I am very grateful to the kindness of the children's book community. My #1 piece of advice for writers is don't waste any time getting to know your tribe. You will enjoy trying to help each other succeed. I joined the Society of Children's Book Writers and Illustrators, which hosts regular writing conferences, contest and book promotion opportunities. I learned a lot about writing through programs and classes launched by writers. I studied basic techniques through classes and workshops with Mira Reisberg, Kristen Fulton and Susanna Hill. I found my agent on Julie Hedlund's 12 X12 group. I tested manuscripts on Miranda Paul's Rate Your Story. I received inspiration and support on Tara Lazar's Storystorm, Paula Yoo's Napibowriwee, Carrie Charley Brown's ReFoReMo and benefited from ongoing feedback from terrific critique partners.
I understand that you’ve created a Move Your Own Mountain challenge along with the book. Can you share a little more about it?
It's my dream that children will be inspired to find a way to "move a mountain" in their communities in the spirit of Manjhi. I've created a Move Your Own Mountain page on my website, nancychurnin.com. I want to celebrate what kids are doing to make a positive difference and for kids to inspire each other with good ideas.

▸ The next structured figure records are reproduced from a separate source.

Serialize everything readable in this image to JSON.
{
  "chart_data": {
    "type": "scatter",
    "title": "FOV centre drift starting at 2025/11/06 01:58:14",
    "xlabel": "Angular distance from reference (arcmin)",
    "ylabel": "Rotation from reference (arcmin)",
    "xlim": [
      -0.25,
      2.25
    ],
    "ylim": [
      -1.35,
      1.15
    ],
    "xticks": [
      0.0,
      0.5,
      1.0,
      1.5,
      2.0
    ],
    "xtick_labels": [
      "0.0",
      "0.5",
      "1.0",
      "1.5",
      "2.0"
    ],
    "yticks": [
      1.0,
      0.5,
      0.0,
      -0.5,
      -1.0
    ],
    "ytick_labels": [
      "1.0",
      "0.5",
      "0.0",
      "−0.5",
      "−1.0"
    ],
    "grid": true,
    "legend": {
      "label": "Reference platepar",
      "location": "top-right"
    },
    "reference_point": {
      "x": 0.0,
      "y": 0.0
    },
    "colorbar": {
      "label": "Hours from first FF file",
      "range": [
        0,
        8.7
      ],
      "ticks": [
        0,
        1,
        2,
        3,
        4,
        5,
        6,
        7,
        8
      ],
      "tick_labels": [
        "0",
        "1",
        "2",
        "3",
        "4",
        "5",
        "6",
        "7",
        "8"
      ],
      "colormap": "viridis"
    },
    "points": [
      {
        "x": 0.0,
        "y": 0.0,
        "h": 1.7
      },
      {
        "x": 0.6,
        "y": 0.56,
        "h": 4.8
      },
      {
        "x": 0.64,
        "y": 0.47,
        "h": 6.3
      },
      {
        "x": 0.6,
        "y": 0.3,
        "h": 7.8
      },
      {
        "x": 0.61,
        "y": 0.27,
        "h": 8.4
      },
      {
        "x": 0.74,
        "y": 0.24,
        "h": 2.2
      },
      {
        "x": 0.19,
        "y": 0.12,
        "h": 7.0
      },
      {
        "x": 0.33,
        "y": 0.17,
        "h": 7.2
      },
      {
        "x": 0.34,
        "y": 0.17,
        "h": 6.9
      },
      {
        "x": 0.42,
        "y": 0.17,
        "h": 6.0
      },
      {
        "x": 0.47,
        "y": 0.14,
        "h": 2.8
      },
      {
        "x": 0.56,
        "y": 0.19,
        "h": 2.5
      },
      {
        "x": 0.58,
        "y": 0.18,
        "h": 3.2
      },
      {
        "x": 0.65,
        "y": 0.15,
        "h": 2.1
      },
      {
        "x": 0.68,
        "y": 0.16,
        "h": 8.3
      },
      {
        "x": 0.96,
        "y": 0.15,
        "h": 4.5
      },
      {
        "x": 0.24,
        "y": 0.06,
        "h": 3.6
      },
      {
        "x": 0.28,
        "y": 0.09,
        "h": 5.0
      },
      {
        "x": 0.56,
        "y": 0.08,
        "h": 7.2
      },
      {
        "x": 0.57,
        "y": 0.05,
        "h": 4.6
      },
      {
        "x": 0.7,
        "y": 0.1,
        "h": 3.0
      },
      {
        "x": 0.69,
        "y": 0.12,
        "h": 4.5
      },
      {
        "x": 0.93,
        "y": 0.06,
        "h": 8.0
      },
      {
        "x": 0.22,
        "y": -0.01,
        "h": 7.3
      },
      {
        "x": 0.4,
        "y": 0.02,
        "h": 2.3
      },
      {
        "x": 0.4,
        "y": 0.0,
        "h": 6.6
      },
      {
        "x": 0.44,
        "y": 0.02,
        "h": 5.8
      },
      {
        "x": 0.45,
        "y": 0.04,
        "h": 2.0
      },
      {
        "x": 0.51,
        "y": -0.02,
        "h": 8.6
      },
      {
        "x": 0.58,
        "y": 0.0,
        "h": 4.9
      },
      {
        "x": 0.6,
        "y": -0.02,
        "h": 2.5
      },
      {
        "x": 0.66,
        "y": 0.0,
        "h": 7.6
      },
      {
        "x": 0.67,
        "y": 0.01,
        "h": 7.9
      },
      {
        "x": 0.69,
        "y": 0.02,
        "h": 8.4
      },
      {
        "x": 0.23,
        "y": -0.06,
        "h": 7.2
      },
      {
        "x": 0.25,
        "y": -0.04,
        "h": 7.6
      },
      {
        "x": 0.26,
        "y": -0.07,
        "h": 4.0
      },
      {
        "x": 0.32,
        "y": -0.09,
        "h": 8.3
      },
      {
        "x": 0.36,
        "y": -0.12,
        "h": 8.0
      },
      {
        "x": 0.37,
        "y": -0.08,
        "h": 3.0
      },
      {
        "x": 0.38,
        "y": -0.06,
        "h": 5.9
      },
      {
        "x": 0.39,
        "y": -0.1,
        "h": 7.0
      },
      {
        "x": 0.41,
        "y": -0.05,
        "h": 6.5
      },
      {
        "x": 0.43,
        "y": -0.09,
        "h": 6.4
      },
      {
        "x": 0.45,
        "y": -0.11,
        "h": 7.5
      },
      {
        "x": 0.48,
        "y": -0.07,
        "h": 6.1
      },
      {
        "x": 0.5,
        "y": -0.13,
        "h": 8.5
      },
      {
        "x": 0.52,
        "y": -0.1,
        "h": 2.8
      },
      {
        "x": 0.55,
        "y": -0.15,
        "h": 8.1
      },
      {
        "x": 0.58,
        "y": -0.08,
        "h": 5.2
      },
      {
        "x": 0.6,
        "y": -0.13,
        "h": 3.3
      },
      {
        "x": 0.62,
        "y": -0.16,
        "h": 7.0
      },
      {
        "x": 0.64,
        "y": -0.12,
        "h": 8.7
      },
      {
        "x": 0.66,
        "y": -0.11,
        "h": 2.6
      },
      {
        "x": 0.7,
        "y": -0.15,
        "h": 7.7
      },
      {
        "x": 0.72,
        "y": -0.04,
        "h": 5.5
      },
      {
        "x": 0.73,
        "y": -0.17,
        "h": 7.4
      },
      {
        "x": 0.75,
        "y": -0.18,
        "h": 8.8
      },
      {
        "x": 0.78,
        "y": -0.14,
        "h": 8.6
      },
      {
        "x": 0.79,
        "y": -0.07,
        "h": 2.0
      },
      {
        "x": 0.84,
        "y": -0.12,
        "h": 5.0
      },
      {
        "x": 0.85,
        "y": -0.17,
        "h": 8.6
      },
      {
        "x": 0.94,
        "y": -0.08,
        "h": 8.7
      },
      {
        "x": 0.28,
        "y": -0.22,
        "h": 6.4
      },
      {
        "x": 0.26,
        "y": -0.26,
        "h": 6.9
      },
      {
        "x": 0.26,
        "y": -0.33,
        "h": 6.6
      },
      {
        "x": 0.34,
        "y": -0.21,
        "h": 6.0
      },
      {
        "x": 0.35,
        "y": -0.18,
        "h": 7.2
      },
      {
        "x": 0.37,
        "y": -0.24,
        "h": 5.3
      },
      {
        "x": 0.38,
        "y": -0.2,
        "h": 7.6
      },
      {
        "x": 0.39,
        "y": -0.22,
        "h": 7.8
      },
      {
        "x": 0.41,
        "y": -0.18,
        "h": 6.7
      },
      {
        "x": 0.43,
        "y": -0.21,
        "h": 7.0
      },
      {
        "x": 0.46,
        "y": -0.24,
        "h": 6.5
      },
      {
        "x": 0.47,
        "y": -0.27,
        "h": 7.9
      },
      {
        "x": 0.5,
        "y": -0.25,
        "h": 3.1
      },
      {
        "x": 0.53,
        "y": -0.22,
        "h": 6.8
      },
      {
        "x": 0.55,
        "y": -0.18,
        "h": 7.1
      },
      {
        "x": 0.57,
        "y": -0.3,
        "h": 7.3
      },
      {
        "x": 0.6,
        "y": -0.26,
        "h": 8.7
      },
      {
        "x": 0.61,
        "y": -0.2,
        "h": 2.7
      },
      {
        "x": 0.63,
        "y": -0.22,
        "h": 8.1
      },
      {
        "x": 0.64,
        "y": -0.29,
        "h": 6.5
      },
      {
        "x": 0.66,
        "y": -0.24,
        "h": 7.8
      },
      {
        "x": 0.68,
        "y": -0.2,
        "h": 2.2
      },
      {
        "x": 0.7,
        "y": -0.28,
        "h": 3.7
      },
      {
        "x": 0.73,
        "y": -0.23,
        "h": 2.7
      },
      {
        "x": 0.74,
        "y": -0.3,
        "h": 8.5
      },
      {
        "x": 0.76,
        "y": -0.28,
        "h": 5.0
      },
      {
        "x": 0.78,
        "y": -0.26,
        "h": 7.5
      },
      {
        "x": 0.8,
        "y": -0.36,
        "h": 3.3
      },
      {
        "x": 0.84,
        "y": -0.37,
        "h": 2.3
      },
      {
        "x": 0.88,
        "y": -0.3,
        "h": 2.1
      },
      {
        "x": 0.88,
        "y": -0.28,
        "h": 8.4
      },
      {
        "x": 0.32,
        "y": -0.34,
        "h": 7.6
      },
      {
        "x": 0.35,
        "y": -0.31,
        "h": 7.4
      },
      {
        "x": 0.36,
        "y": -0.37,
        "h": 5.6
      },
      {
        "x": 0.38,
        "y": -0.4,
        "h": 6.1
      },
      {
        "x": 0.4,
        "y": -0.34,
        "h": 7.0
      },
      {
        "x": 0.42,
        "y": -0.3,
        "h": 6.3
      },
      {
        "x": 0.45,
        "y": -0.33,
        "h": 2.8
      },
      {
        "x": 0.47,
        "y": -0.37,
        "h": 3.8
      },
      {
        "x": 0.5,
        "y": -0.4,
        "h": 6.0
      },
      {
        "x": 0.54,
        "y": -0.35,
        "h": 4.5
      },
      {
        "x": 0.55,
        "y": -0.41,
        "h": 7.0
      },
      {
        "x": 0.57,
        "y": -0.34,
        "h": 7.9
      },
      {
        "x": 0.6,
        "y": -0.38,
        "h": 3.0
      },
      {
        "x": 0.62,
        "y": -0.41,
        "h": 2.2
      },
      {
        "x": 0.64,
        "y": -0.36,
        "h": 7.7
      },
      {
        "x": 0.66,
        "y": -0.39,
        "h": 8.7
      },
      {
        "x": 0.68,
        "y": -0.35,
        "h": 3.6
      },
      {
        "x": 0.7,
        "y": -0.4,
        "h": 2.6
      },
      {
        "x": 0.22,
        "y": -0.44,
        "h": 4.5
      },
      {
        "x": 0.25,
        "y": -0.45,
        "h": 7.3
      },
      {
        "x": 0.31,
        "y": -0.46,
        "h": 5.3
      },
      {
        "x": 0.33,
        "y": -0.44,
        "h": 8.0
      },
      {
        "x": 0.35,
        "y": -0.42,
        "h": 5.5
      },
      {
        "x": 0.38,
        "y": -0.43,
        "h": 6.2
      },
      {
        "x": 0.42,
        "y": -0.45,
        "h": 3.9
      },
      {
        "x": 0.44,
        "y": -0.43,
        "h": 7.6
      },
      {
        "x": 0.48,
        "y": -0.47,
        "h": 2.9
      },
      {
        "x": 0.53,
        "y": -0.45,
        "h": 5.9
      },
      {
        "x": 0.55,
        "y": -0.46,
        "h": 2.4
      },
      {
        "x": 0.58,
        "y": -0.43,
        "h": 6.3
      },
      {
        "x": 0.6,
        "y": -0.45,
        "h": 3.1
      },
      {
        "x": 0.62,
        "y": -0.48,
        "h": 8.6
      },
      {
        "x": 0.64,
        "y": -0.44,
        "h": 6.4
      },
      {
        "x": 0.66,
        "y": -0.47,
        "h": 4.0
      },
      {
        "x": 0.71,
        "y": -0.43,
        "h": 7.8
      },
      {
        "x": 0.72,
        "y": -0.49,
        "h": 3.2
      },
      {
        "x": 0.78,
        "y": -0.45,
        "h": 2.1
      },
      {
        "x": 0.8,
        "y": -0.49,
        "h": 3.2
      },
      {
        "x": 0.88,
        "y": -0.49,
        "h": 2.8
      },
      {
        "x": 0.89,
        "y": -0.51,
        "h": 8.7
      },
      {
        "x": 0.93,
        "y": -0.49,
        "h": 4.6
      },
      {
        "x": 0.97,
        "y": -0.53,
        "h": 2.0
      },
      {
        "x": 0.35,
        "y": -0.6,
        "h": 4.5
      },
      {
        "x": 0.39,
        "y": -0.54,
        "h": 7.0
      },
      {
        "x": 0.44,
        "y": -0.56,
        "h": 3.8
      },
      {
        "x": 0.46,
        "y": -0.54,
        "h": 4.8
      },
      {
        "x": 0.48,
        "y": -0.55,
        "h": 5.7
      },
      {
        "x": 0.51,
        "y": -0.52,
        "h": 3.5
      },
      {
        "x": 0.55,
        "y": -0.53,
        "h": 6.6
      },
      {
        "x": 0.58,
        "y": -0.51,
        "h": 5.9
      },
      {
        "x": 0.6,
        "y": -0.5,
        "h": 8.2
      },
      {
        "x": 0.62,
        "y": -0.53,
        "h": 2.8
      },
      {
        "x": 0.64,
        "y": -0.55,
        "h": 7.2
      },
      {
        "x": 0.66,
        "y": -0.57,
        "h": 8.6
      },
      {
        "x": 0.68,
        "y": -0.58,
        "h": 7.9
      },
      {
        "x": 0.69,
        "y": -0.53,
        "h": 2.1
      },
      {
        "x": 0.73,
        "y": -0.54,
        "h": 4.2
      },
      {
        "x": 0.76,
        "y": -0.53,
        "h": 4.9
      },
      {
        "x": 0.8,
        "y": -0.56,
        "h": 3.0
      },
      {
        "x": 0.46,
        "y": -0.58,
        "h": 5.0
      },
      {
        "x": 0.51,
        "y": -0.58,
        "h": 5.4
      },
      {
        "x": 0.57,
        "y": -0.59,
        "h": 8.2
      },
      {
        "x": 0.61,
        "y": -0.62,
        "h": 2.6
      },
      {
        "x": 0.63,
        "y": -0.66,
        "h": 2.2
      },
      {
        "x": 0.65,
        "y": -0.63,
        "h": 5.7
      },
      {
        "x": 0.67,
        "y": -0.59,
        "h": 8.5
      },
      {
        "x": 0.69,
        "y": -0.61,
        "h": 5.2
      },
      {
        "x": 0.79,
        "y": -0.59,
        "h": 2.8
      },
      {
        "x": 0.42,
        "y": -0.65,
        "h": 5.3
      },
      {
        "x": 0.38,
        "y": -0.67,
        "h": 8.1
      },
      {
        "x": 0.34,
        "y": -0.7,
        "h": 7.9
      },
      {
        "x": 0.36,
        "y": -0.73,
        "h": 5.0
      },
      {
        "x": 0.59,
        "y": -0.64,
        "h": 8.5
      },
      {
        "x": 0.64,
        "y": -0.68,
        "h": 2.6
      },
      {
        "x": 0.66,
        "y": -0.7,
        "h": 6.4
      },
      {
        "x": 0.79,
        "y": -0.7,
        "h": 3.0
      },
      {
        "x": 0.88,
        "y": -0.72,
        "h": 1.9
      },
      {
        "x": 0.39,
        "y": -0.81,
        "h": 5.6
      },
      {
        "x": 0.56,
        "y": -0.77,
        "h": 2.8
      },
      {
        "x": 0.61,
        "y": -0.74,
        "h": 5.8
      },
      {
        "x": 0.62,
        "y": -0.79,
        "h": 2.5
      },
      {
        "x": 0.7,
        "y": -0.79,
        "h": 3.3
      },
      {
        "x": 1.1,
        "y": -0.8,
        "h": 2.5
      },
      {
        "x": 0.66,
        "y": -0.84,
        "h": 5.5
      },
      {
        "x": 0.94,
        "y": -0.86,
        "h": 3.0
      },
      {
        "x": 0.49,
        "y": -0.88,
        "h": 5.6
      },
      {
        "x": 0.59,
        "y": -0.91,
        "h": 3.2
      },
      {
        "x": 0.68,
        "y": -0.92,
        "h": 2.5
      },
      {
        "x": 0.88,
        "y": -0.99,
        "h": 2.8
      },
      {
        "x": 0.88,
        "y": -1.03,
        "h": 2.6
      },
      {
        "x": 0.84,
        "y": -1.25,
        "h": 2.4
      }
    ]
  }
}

One of my favorites so far is the Friendship Bench. Kids designate a bench at recess as the Friendship Bench. If a child doesn't have someone to play with, the child sits on the friendship bench. The others know to keep an eye on the bench and if they see someone there, they rush to get that person and include him or her in their game. I like to think that Manjhi would have approved!
Anything else you would like to share with our readers?
I so enjoyed learning about the beauty of India and delicious food through Manjhi's journey. I am so excited to share that with the kids through Danny's book illustrations and the recipe for roti, printed with permission of Manjula Jain of manjulaskitchen.com, in the free Teachers Guide.
I am also thrilled to have 'Manjhi Moves a Mountain' featured on KitaabWorld. It is so important for as many children as possible to have stories that open their hearts to the rich culture of South Asia. I admire this mission to enlighten, which is, in its own way, chiseling its way through a barrier of ignorance that keeps too many of us apart. I am so proud to have 'Manjhi Moves a Mountain' part of this collection. I want to thank KitaabWorld and to everyone who helps in the work to get all the stories in this catalog in the hands of as many children as possible.
Thank you Nancy, and may you inspire many children to move their own mountains and write their own stories!